Kitab Suci mengingatkan bahwa pernikahan harus dihormati oleh semua orang—baik yang menikah, yang belum menikah, maupun yang pernah menikah. Artinya, betapa pun kondisi hidup kita, pernikahan tetap memiliki nilai luhur yang patut dijunjung.
Pernikahan Bukan Solusi, Melainkan Cermin
Sering kali orang berpikir bahwa menikah akan menghapuskan masalah, atau sebaliknya, menjadi penyebab masalah. Namun kenyataannya, pernikahan tidak menghapus atau menciptakan masalah, melainkan mengungkapkannya. Sifat-sifat dasar kita—apakah itu egois, pemarah, perfeksionis, atau penuh kekhawatiran—akan lebih jelas terlihat dalam kehidupan pernikahan. Maka pernikahan menjadi cermin yang jujur untuk melihat siapa kita sebenarnya.
Enam Tujuan Pernikahan yang Membawa Makna
-
Koneksi antara pria dan wanita
Pernikahan adalah anugerah Allah untuk menyatukan dua pribadi yang saling melengkapi. Tidak ada seorang pun yang memiliki gambaran utuh tentang Allah sendirian. Pria dan wanita masing-masing membawa bagian dari gambar Allah, dan bersama-sama mereka mencerminkan keutuhan itu. -
Multiplikasi manusia
Melalui pernikahan, Allah merencanakan kelangsungan hidup manusia. Anak-anak lahir dari komitmen ini, dan perintah pertama bagi manusia adalah untuk berbuah dan bertambah banyak. -
Perlindungan bagi anak-anak
Anak-anak membutuhkan lingkungan yang stabil untuk tumbuh sehat, baik secara fisik maupun emosional. Penelitian demi penelitian membuktikan bahwa anak berkembang lebih baik dalam keluarga dengan ayah dan ibu yang hadir. -
Penyempurnaan karakter
Pernikahan adalah sekolah kehidupan di mana kita belajar menjadi tidak egois.

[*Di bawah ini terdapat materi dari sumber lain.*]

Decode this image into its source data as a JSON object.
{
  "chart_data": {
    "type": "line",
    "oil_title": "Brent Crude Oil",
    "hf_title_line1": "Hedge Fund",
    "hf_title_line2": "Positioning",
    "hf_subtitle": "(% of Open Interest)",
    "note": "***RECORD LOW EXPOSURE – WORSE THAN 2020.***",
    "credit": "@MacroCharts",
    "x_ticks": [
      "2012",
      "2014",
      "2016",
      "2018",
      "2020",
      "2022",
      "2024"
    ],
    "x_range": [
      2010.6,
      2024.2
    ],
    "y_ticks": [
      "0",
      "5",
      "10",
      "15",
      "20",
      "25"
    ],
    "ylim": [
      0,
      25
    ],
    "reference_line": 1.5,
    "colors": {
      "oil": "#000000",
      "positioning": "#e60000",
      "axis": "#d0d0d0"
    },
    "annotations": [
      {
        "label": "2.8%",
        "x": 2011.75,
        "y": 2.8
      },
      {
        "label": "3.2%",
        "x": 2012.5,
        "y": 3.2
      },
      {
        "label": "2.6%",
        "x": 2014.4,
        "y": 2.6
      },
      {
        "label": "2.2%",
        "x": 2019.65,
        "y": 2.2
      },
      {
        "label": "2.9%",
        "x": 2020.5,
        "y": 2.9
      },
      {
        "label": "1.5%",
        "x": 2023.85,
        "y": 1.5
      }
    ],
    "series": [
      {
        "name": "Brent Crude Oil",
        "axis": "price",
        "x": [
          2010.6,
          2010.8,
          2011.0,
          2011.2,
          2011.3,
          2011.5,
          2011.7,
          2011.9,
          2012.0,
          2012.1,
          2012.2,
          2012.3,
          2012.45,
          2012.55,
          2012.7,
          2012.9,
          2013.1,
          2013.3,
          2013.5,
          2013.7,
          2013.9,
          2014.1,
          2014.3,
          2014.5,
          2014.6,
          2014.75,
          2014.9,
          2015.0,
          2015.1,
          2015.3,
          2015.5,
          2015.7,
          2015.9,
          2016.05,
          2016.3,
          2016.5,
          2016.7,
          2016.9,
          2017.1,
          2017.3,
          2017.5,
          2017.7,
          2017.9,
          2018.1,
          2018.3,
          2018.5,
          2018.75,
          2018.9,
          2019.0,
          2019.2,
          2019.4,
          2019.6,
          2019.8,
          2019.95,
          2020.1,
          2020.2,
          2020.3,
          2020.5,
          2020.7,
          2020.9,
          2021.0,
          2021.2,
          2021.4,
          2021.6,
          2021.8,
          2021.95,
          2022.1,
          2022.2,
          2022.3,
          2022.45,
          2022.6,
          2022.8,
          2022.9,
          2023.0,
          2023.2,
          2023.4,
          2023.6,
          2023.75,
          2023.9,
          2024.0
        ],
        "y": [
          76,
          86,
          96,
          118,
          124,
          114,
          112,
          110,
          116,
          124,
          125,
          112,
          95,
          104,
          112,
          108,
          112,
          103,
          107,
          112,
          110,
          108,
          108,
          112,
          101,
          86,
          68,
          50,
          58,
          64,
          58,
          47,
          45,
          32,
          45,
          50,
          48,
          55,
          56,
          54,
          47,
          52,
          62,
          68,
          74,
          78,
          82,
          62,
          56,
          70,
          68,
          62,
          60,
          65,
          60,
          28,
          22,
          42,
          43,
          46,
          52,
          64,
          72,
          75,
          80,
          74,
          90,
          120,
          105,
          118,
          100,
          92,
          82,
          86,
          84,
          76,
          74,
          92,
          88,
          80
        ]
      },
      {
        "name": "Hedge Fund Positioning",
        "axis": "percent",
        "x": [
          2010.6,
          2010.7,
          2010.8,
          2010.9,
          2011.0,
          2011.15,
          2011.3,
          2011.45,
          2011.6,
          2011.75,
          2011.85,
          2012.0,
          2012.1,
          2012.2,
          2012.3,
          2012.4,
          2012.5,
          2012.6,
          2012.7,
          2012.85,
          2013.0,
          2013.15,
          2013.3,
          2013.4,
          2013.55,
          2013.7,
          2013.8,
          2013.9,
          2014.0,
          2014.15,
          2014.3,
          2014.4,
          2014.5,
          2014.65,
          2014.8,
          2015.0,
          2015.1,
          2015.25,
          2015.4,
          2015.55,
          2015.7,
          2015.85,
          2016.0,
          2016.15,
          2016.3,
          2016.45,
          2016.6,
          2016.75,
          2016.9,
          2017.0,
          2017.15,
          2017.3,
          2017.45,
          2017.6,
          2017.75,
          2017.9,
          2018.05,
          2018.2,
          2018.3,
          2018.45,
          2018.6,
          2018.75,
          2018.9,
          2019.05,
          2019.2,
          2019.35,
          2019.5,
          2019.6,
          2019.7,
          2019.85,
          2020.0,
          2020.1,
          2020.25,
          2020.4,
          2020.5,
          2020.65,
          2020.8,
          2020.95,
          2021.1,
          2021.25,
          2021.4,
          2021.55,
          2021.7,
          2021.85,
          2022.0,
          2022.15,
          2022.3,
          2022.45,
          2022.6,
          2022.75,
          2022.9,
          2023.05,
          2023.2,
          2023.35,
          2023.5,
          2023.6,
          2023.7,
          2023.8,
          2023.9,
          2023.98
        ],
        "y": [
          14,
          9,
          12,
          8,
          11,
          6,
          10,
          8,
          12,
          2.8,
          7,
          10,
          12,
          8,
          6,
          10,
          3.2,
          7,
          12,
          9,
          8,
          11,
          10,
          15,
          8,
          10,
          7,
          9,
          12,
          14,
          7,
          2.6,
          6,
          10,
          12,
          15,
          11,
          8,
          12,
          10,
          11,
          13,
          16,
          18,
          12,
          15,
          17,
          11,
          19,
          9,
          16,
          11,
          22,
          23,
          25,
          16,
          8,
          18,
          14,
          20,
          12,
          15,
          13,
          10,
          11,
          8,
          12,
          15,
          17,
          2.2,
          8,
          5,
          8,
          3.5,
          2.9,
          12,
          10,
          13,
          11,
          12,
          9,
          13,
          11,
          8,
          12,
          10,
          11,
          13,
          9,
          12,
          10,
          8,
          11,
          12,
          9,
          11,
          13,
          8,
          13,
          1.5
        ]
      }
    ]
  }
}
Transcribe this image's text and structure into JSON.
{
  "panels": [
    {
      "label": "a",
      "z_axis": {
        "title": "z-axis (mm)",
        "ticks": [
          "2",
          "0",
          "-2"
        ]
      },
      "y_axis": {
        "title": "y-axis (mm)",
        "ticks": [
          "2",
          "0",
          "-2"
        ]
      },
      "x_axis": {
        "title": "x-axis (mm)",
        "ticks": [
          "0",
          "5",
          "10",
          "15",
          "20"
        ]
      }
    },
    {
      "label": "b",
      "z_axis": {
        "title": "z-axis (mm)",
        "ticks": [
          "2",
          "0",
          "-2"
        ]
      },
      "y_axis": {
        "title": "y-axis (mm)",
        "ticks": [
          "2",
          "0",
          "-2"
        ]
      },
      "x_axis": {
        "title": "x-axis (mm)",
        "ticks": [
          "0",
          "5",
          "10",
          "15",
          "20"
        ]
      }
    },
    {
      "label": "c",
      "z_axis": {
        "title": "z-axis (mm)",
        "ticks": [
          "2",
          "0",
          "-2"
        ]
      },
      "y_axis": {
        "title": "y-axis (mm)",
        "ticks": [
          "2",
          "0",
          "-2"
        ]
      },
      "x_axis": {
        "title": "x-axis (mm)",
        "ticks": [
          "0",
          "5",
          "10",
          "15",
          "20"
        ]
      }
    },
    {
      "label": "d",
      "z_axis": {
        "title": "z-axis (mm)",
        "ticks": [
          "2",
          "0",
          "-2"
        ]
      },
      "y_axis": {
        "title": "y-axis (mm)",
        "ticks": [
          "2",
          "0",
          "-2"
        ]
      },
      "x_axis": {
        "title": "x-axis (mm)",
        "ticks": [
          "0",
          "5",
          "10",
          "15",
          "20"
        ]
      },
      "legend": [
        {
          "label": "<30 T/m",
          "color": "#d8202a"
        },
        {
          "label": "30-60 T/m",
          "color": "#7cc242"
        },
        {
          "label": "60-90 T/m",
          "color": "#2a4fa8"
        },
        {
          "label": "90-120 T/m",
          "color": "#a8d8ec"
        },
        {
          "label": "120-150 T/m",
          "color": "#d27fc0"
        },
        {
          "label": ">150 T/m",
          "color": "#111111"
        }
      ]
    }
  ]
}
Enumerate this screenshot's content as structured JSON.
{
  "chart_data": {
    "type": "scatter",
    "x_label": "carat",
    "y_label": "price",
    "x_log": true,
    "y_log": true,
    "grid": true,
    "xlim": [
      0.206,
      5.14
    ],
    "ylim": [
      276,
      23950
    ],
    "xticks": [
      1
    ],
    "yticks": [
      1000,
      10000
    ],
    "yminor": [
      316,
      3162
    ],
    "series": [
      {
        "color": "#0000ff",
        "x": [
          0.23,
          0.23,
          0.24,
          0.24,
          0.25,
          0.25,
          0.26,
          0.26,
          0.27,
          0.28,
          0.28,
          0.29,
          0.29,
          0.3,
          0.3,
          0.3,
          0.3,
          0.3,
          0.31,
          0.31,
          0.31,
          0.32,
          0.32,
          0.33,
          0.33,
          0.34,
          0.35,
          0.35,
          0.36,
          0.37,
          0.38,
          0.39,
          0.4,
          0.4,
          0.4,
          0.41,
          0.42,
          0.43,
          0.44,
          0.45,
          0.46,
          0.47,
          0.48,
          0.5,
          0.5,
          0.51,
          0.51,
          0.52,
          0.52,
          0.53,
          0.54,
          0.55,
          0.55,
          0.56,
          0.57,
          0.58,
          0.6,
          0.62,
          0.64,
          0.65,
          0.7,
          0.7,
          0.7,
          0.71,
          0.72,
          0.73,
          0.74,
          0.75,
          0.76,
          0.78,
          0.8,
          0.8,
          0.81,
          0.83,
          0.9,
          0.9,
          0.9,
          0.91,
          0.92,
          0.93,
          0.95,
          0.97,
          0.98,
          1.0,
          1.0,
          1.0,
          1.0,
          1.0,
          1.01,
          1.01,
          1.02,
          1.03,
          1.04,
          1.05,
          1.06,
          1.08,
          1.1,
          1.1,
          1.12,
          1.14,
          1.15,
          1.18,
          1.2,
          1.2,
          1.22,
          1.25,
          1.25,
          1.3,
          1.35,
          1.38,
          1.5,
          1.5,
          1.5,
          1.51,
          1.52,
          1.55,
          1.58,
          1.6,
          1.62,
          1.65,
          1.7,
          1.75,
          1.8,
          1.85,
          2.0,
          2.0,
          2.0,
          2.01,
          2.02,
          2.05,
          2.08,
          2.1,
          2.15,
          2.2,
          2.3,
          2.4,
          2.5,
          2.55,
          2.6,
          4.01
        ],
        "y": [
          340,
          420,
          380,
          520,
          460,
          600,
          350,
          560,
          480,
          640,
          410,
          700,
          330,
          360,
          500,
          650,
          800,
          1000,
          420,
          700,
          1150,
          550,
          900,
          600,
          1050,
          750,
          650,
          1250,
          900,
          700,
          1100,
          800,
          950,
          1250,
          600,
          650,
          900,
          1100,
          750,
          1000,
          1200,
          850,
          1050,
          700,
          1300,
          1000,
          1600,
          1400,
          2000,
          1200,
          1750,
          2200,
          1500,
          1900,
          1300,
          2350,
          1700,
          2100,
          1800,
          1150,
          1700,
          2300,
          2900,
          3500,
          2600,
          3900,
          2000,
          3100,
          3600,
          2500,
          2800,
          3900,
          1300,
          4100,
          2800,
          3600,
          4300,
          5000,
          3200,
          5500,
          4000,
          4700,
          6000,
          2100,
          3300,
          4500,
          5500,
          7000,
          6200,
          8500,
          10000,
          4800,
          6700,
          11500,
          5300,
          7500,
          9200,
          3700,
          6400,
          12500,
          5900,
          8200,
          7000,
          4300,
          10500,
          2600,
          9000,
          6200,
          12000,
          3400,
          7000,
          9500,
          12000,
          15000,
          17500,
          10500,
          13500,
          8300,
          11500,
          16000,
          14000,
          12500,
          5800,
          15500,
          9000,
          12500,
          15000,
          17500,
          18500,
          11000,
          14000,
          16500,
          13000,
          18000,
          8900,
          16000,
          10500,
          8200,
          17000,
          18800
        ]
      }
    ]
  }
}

Pernikahan menantang kita untuk belajar mengasihi, mengampuni, dan melayani. Tujuan utamanya bukan membuat kita bahagia, melainkan membentuk kita menjadi pribadi yang lebih suci dan dewasa. -
Fondasi masyarakat
Keluarga yang sehat adalah pilar bangsa yang kuat. Ketika pernikahan dihormati, masyarakat akan kokoh. Namun ketika pernikahan direndahkan, maka budaya dan bangsa pun merosot. -
Cerminan hubungan dengan Kristus
Yang paling mendalam, pernikahan adalah gambaran rohani dari kasih Kristus kepada umat-Nya. Kesetiaan seorang suami kepada istri, dan seorang istri kepada suami, menjadi simbol nyata kasih Allah yang kekal.
Musim-Musim dalam Pernikahan
Pernikahan juga melewati musim-musim:
-
Musim kesibukan (spring): ketika rutinitas menyita waktu dan pasangan perlu berjuang meluangkan momen bersama.
-
Musim keindahan (summer): masa damai yang seharusnya dipakai untuk menanam investasi kasih, memperkuat akar hubungan.
-
Musim perubahan (fall): saat menghadapi transisi hidup atau menerima perbedaan yang tidak akan pernah berubah.
-
Musim dingin (winter): masa krisis, duka, atau penderitaan yang bisa justru mengikatkan pasangan lebih erat jika dilewati dengan iman dan pengharapan.
Mengapa Tetap Layak Diperjuangkan?
Pernikahan bukan perjalanan yang mudah. Ada pertengkaran, perbedaan, bahkan luka yang dalam. Namun di balik itu semua, ada kesempatan untuk bertumbuh, membangun karakter, dan menemukan intimasi sejati. Intimasi yang lahir bukan dari kesempurnaan, melainkan dari kesediaan untuk saling mengampuni.
Pernikahan yang indah bukanlah pertemuan dua pribadi sempurna, melainkan perjumpaan dua pribadi yang rela menjadi pengampun besar.